The shared memory in the input for the memory keyword is the global memory, and that is associated with the settings for ARMCI_DEFAULT_SHMMAX, which should be about the size or a little larger than the amount of shared memory of all the nodes that is being used.

By default, if no memory is allocated per processor in the input, it will use the precompiled default. Looking at the 259738112 from Mef362, (this is in doubles), Mef362 has 2 Gbyte available per core. By default, this will be split into 25% heap, 25% stack and 50% global. So, 1 Gbyte of global or shared per processor.

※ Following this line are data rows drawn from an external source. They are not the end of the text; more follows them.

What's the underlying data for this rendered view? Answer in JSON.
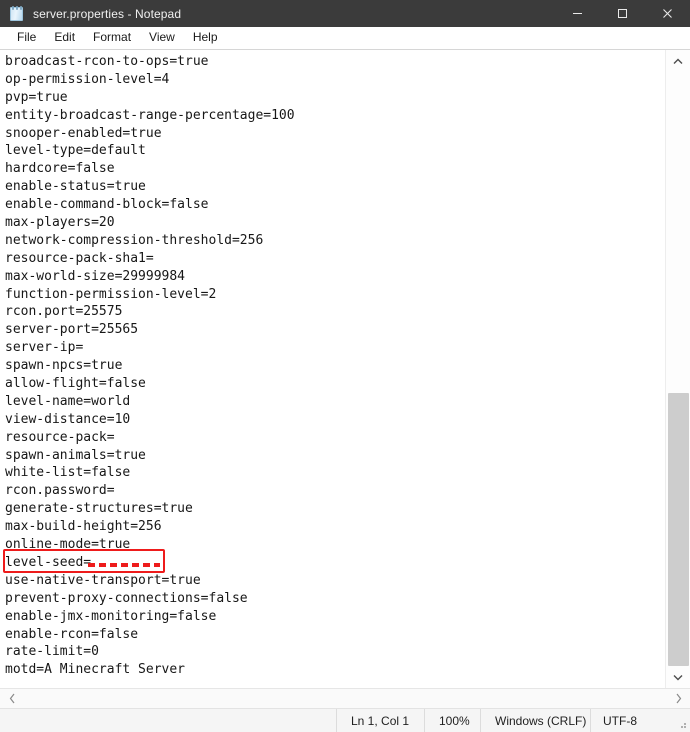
{
  "window": {
    "title": "server.properties - Notepad",
    "icon": "notepad-icon",
    "controls": {
      "minimize": "─",
      "maximize": "□",
      "close": "✕"
    }
  },
  "menubar": {
    "items": [
      {
        "label": "File"
      },
      {
        "label": "Edit"
      },
      {
        "label": "Format"
      },
      {
        "label": "View"
      },
      {
        "label": "Help"
      }
    ]
  },
  "editor": {
    "lines": [
      "broadcast-rcon-to-ops=true",
      "op-permission-level=4",
      "pvp=true",
      "entity-broadcast-range-percentage=100",
      "snooper-enabled=true",
      "level-type=default",
      "hardcore=false",
      "enable-status=true",
      "enable-command-block=false",
      "max-players=20",
      "network-compression-threshold=256",
      "resource-pack-sha1=",
      "max-world-size=29999984",
      "function-permission-level=2",
      "rcon.port=25575",
      "server-port=25565",
      "server-ip=",
      "spawn-npcs=true",
      "allow-flight=false",
      "level-name=world",
      "view-distance=10",
      "resource-pack=",
      "spawn-animals=true",
      "white-list=false",
      "rcon.password=",
      "generate-structures=true",
      "max-build-height=256",
      "online-mode=true",
      "level-seed=",
      "use-native-transport=true",
      "prevent-proxy-connections=false",
      "enable-jmx-monitoring=false",
      "enable-rcon=false",
      "rate-limit=0",
      "motd=A Minecraft Server"
    ],
    "annotation": {
      "target_line": "level-seed=",
      "color": "#ee1b1b",
      "style": "red-rectangle-with-dashes"
    }
  },
  "scrollbars": {
    "vertical": {
      "up_arrow": "˄",
      "down_arrow": "˅"
    },
    "horizontal": {
      "left_arrow": "‹",
      "right_arrow": "›"
    }
  },
  "statusbar": {
    "position": "Ln 1, Col 1",
    "zoom": "100%",
    "line_ending": "Windows (CRLF)",
    "encoding": "UTF-8"
  }
}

Now lets get back to the ARMCI_DEFAULT_SHMMAX. If you have X cores running on a node, and for each core you specify the shared memory to be Y (this is the global memory in the input, which is per core), your ARMCI_DEFAULT_SHMMAX should be set to X*Y, and this number should be smaller than the shmmax set in the kernel. In the current released version there is a present maximum that is allowed for ARMCI_DEFAULT_SHMMAX, which is 8 Gbyte. We will address this in the next release, of if you know how to code in c I can provide you with the code to change (bert.dejong@pnl.gov).

So, for Mef262 I would recommend:

1. In the input use:
   
memory heap 100 mb stack 500 mb global 500 mb

2. Set ARMCI_DEFAULT_SHMMAX to 8092

From a hardware point of view, you also need to make sure that the system parameters have been set to use shared memory segments that are 8 Gbyte in size.

ARMCI_DEFAULT_SHMMAX has to be less or equal than kernel.shmmax.

For example, if the value of kernel.shmmax is 4294967296 as in the example below,
ARMCI_DEFAULT_SHMMAX can be at most 4096 (4294967296=4096*1024*1024)

$ sysctl kernel.shmmax
kernel.shmmax = 4294967296

Hence, make sure that your kernel.shmmax is at least 8092*1024*1024.

Bert